Any measures adopted under this status would be monitored carefully. Therefore, this proposal neither equates to independence nor to a federal arrangement, but rather offers constrained legislative and regulatory freedom, enabling Corsica to tailor rules to its specific conditions.
Corsican nationalists are taking advantage of the current broader revival of interest in identity and traditions. The most extreme elements have long faded, and figures have surfaced who openly align with mainland nationalist right-wing parties, such as Olivier Battistini, an academic connected to Éric Zemmour, and Nicolas Battini, a former separatist activist now campaigning alongside the Rassemblement National.
The constitutional draft reveals a paradox typical of centrist Macronism: it promotes both modernity and diversity while formally recognizing Corsican traditional identity.
This reform generates significant unease on the Left and far left, as it implicitly acknowledges a ‘native Corsican’ identity deserving protection. Calls have arisen warning against possible ‘racism’ or ‘discrimination.’ The Left uses the argument of safeguarding indigenous peoples when defending the Kanaks of New Caledonia, justifying the exclusion of French settlers seen as colonizers. Yet elsewhere, protecting native populations is often condemned.
The Right, for its part, approaches the situation cautiously. The Gaullist tradition, committed to preserving state grandeur, questions whether legally recognizing Corsica’s specific traits endangers national unity. There is certainly risk involved, but simultaneously, it is hard to oppose a project that aims to protect what many wish to defend on the mainland: a people’s identity, culture, and history.
This dynamic explains the evolution of the RN, which is shifting from its longstanding centralist roots to back this autonomy proposal. Over recent years, its alliance with Corsican identitarians has pulled it toward a more identity-focused position. As Le Monde notes: “The RN will be walking a tightrope, torn between its new alliance with Corsican identitarians and its DNA, which allows for no concessions to an autonomist logic.”
A genuine conservative perspective is necessary to fully grasp the potential benefits of this reform, beyond the looming dangers—not one shaped by a Jacobin and revolutionary centralism, but rather a vision akin to the Ancien Régime, proud of regional diversity, which encouraged coexistence of the distinct cultures of Provence and Brittany under a single crown.

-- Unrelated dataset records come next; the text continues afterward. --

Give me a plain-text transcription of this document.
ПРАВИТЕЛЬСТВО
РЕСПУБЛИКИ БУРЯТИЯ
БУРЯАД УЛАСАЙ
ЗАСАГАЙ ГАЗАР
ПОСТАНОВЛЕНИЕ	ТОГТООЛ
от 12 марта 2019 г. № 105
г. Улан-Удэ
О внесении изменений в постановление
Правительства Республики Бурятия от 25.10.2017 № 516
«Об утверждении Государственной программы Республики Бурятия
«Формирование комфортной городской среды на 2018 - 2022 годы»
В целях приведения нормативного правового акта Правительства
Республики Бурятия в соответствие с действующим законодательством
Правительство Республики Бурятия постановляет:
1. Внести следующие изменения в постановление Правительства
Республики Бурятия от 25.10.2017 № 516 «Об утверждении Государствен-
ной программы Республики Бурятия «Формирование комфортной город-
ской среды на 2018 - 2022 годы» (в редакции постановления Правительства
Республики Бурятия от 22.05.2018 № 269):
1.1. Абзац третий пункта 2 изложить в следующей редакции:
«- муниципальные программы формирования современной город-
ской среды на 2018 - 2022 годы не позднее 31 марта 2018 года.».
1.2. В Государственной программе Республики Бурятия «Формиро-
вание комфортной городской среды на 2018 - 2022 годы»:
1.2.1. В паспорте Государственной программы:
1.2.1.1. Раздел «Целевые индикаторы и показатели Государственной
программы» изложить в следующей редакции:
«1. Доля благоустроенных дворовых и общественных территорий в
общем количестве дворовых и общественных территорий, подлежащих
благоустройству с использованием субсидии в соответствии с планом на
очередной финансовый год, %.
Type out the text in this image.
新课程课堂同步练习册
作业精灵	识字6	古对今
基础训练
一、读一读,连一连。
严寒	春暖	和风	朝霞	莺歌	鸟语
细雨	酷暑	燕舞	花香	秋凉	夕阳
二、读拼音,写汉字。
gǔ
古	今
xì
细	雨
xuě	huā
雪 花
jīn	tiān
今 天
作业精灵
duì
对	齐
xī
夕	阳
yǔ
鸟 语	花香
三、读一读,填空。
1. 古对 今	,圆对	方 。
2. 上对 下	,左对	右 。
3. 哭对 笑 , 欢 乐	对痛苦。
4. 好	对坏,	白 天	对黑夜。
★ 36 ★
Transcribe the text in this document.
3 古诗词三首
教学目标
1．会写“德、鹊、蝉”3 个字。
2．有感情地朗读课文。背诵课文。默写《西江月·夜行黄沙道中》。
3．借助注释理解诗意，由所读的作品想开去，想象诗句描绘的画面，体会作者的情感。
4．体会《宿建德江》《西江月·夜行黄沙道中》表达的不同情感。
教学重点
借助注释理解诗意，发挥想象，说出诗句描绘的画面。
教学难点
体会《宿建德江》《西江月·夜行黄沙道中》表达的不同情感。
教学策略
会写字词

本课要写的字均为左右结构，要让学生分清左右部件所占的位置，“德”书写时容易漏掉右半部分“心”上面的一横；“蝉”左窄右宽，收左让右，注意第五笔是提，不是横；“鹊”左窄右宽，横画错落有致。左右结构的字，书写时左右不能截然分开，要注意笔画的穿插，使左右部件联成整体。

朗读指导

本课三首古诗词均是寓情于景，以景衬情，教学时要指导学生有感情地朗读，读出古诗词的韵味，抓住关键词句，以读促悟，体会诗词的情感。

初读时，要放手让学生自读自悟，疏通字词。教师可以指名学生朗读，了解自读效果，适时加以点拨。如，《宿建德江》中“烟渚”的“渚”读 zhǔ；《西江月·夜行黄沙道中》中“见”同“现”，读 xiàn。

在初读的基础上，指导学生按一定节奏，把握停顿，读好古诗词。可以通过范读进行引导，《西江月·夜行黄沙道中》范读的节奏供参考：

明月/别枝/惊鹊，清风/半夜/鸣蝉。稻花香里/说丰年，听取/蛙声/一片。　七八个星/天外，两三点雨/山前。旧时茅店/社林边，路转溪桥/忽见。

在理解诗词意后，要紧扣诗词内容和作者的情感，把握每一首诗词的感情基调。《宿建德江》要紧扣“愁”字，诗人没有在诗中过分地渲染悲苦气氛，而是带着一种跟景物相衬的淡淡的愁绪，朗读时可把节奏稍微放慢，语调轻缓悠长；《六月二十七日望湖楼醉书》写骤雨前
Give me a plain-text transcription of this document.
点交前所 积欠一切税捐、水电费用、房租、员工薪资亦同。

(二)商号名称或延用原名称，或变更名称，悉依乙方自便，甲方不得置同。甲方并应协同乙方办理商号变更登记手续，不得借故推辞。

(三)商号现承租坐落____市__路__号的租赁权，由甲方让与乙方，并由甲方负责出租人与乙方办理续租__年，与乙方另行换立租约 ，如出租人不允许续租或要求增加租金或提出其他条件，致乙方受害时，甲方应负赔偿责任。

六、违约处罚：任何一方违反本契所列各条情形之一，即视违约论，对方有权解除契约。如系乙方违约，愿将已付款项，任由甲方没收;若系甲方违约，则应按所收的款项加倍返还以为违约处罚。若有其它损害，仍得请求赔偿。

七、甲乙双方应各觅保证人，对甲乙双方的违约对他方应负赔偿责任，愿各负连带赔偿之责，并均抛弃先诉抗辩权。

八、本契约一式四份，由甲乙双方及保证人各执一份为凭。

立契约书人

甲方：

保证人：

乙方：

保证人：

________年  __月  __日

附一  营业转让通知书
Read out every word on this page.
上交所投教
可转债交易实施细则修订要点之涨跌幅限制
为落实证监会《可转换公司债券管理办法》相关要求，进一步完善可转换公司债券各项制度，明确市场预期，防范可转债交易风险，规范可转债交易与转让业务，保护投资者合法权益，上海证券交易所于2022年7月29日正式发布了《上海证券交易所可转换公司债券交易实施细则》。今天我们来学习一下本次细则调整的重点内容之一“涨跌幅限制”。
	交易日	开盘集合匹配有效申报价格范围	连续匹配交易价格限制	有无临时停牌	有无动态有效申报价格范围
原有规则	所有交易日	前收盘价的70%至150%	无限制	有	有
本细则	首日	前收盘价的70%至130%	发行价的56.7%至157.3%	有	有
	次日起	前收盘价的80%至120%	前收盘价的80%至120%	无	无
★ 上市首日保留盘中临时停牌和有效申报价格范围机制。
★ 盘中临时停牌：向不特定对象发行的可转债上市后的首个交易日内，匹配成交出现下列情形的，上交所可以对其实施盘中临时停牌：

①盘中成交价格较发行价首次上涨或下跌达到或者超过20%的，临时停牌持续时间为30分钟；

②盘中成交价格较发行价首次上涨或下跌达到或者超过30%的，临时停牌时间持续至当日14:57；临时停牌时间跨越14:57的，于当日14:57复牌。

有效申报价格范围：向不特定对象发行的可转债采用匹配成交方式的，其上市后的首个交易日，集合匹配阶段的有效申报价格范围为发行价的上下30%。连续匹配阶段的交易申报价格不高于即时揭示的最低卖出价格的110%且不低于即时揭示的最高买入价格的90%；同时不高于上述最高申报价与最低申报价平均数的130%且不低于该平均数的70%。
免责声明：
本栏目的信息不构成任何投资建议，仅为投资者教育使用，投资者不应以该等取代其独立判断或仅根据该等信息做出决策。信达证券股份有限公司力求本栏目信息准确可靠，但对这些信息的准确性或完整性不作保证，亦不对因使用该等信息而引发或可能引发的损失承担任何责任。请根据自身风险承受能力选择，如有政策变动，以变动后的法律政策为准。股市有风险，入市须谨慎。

Nonetheless, the issue of maintaining national unity remains acute. With no monarchic authority and the legitimacy of President Macron and his system weakening, there is a possibility in the medium term that the Corsican model could inspire other regions. If various territories claim autonomy based on unique identities and cultures, to the detriment of a common national culture, what power would the Republic have to prevent this? The French Republic might prove too fragile to withstand such pressures.